Are your law firm’s blogs running on a proprietary CMS (Content Management System), or for that matter matter, any CMS other than WordPress? If so, you may want to think again.
Marie Dodson (@Mdodson12) reports for Torque that Microsoft just migrated 20,000 blogs with more than 1 million posts and 1.2 million comments off its own proprietary content management system to WordPress. Most of the blogs were running on the same proprietary ASP.NET and SQL Server based CMS.
Sites have experienced an uptick in speed
Major SEO improvements
Improved site navigation on desktop and mobile browsers
Brian Messenlehner (@bmess), head of WebDevStudios, which worked with Microsoft on the blog migration, told Dodson that as part of Microsoft’s push into Open Source Software, versus proprietary/closed systems, they researched the best CMS to use and decided on WordPress.
You’d think that the largest software company in the world use their own publishing technology to run all of their websites, but like a lot of other companies they wanted to save time and money by going Open Source.
The adoption of Open Source software for publishing, with WordPress leading the way, isn’t going to slow down any time soon, per Dodson.
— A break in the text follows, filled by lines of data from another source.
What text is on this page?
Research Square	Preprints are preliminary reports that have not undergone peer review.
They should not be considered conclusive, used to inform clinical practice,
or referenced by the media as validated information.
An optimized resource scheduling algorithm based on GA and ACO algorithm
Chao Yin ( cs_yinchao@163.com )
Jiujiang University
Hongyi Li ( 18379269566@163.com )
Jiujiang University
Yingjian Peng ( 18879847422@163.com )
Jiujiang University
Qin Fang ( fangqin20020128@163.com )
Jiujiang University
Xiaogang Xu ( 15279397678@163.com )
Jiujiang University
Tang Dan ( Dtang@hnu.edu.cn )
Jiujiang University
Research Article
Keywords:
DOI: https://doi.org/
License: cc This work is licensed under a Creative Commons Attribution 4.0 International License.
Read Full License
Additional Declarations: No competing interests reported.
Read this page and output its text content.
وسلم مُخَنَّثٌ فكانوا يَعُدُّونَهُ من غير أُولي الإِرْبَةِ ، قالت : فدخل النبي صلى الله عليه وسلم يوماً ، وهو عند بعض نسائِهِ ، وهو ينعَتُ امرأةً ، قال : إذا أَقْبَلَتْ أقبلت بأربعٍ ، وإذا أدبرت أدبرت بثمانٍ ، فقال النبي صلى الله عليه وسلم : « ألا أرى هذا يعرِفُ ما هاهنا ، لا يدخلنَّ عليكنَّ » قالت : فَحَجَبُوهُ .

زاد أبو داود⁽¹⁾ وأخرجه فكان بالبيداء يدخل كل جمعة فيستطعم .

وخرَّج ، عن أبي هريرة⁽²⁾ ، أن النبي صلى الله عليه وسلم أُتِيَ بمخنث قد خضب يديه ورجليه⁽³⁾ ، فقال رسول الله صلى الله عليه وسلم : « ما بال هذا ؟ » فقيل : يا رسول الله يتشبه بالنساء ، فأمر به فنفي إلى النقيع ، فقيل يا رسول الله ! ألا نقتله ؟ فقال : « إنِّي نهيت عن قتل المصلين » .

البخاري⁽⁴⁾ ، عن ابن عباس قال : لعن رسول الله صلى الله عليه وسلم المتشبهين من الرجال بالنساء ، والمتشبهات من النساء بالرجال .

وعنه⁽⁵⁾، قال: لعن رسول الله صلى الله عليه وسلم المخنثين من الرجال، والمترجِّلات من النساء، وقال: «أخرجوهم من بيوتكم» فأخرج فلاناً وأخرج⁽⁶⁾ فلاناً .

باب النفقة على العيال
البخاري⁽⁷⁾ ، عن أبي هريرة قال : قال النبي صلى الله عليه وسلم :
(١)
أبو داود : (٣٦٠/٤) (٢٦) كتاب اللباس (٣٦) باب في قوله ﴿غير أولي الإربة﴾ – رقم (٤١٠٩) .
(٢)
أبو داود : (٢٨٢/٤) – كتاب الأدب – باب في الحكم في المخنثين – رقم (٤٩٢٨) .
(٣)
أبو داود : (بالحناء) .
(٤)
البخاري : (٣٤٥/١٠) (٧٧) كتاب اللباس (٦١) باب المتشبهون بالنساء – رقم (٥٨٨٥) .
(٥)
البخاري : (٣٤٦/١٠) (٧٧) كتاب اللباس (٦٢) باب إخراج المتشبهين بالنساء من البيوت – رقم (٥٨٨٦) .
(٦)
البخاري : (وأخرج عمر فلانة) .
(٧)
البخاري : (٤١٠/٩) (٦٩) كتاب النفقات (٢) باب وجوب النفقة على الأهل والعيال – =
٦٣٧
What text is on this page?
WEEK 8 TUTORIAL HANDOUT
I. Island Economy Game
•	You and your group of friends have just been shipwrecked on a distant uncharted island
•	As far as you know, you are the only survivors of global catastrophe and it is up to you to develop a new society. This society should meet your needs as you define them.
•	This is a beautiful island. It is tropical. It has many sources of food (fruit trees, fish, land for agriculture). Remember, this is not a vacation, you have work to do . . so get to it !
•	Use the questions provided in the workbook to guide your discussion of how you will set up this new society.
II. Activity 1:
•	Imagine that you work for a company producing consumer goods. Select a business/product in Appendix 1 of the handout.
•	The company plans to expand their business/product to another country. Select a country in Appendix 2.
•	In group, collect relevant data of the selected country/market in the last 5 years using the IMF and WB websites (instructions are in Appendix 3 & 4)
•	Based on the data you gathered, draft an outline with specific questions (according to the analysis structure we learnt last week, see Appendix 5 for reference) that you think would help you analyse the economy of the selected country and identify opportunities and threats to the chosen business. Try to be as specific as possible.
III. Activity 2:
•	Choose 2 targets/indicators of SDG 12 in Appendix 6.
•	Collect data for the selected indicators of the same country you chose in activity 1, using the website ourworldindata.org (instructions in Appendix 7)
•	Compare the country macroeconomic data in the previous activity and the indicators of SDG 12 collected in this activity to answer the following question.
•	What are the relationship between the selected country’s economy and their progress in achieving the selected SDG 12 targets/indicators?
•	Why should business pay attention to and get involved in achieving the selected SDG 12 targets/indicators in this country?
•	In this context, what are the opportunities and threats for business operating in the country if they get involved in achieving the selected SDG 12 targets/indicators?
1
It’s free, flexible, and easy to use, maintain, and update. It provides companies with the agility to move faster without breaking the bank.
Per Messenlehner, it makes little sense for a company to continue to publish on proprietary software.
Lots of enterprise companies still pay a lot of money with licensing fees and maintenance on outdated proprietary software. These companies could dramatically cut their costs by switching to an open-source solution like WordPress.
Law firms do continue to publish on outmoded publishing software for blogs and other content, all of which could — and probably should be published on WordPress.
In addition, website development companies and consultants are advising law firms to use an underperforming and expensive proprietary CMS. In many cases, a CMS that the website development company built and that is exclusively maintained by the company — things which increase short and long term costs and limit innovation.
Look at Microsoft. An Open Source CMS, probably WordPress, is likely the best publishing software for your law firm.